Not all of my work is advocacy. My role as a counselor also provides occasions for grace. One of a Catholic’s great duties is to live out the “preferential option for the poor.” That means seeking out people in suffering and accompanying them – people with limited material means, and those afflicted by spiritual, emotional, mental, and other inner torments. My clients often fit several of these bills. For many, their criminal case isn’t even their biggest crisis of the week. It’s paying next month’s rent. Keeping the utilities on. Buying groceries. Paying for medicine. For others, the State is not the enemy that looms largest in their minds. It’s addiction, or withdrawal, or trauma, or mental illness.
My job is to walk a tightrope of care. On the one hand, I cannot fix all of my clients’ problems. If they have 99, I might be able to address one. I am not a psychologist, an exorcist, the Department of Veterans Affairs, or a Section 8 waiver. Much less all of these in one. I’m just a lawyer, and not even a child custody or workers compensation one at that. And I have over a hundred cases at any given time. If I try to become everyone’s savior, I’ll burn myself out and serve none of them effectively. Oftentimes, all I can do is commend my clients in prayer to the Savior Who does perfectly love them.

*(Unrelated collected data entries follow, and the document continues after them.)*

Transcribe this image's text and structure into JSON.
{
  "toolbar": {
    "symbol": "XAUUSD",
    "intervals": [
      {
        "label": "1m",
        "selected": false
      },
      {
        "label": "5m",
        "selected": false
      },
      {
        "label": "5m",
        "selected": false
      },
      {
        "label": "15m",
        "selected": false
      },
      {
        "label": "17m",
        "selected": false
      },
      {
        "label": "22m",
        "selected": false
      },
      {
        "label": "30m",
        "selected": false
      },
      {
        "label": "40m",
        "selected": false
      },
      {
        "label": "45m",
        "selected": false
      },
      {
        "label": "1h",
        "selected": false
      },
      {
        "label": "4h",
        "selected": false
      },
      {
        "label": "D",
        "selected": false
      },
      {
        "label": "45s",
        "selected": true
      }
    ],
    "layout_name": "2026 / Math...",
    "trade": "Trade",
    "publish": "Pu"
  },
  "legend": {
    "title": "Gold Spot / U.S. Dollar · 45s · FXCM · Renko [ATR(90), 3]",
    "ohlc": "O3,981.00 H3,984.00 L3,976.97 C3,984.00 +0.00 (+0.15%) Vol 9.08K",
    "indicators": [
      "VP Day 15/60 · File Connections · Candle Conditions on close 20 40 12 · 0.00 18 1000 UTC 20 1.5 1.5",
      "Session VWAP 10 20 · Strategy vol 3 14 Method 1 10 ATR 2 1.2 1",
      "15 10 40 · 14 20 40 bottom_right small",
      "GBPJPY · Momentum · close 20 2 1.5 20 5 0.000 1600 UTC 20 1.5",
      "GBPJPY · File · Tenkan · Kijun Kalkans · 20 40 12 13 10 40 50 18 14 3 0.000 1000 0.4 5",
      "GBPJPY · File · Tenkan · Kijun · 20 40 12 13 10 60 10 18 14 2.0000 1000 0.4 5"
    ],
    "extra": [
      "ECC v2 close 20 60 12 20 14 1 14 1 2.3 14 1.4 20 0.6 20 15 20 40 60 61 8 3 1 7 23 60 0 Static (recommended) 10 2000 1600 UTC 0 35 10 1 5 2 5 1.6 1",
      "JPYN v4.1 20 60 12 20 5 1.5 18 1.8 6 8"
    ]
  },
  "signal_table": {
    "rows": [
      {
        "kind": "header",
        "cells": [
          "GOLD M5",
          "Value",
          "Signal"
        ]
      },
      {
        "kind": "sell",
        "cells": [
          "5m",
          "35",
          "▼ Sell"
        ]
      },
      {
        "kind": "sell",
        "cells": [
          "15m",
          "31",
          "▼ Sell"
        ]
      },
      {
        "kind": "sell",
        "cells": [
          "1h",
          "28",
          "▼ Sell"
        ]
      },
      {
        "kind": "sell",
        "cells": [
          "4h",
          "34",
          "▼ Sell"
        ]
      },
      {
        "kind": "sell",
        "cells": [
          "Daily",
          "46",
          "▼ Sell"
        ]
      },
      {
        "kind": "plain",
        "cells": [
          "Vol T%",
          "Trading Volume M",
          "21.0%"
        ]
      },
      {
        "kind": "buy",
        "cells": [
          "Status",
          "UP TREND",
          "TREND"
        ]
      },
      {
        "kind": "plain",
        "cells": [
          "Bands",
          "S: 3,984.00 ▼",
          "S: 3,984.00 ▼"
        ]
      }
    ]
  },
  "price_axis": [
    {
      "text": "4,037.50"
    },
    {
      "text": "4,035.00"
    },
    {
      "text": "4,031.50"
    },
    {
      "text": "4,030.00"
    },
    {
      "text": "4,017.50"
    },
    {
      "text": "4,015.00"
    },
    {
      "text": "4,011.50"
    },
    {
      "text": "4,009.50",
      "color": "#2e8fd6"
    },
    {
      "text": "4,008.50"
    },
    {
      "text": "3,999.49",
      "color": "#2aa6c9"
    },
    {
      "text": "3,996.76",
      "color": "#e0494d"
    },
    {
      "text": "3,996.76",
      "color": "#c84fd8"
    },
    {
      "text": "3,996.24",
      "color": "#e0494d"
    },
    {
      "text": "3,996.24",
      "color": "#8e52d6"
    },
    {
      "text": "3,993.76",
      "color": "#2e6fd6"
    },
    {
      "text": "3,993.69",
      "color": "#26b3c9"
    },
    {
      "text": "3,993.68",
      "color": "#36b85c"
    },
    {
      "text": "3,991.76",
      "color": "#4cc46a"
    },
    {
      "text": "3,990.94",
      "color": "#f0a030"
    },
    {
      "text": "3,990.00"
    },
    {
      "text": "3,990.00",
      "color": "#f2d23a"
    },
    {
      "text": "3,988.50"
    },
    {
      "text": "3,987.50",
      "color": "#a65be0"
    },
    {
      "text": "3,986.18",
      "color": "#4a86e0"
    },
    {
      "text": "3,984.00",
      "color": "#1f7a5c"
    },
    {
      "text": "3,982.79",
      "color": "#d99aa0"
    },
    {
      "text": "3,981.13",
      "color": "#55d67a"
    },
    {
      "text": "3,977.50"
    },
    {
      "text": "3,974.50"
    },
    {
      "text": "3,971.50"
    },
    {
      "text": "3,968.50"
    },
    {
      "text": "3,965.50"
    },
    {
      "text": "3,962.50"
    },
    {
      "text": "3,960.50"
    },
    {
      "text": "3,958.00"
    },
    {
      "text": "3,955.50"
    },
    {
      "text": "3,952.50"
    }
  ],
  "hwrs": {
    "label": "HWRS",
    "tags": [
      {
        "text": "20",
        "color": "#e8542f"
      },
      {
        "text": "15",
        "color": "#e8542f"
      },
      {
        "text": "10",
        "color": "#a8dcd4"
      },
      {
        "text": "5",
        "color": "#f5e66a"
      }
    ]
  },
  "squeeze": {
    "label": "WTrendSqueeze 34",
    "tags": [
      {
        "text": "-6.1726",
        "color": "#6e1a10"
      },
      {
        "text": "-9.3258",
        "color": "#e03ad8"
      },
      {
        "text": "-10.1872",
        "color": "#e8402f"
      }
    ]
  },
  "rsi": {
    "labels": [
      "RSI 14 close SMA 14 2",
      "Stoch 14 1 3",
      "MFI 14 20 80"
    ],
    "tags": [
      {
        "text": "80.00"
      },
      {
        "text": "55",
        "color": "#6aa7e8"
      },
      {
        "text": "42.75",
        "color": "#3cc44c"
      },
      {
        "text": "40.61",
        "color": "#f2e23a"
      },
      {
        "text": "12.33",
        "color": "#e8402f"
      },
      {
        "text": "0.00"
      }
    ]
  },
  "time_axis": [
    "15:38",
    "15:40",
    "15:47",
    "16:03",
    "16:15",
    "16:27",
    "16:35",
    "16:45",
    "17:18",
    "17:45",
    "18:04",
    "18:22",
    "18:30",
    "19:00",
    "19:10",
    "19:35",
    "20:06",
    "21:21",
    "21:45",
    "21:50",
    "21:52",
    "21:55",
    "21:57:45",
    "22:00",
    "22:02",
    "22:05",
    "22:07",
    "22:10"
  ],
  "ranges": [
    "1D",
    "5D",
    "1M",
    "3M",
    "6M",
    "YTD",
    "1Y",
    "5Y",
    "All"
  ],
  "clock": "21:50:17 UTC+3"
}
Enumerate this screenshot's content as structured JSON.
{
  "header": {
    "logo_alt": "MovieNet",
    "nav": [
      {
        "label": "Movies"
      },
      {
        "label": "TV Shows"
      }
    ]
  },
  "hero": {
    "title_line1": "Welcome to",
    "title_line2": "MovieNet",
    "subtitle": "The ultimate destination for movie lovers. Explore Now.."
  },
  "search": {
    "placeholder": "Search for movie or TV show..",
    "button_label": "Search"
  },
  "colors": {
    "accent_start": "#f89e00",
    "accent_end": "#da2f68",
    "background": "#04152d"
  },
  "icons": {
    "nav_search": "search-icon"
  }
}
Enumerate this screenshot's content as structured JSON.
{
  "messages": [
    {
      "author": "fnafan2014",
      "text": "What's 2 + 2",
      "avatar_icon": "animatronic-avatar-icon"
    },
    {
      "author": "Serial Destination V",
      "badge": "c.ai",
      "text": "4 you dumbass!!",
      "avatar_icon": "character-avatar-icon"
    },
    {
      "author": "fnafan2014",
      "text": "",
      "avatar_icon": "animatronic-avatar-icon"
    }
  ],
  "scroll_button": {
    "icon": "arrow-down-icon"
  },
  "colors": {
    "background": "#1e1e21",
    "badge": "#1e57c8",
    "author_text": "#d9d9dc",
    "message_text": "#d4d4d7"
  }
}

But neither can I fall into what Pope Francis calls the “camouflaged hatred” of indifference. My clients’ lives are not a mere spectacle for me to cynically watch from afar, afraid of getting dirty. Christ promises us that He’ll meet us in those who have need for us. That’s a good invitation to get into the muck. To go sit with my client’s mother in her driveway and hear what he was like as a kid. To go to child custody and conservatorship hearings. To really get into the mess of my clients’ lives. Not because I’m a“saint” or a white savior or something. But simply because I can give a ministry of presence and compassion. Which literally means nothing more than “to undergo with,” but which can open onto the sort of deep relationship that changes both of us for the better. I can meet Christ in these people’s lives and cooperate with His work on both of us. ♦
Matthew P. Cavedon is a criminal defense attorney in Gainesville, GA. He graduated from Emory University in 2015 with a law degree and masters of theological studies.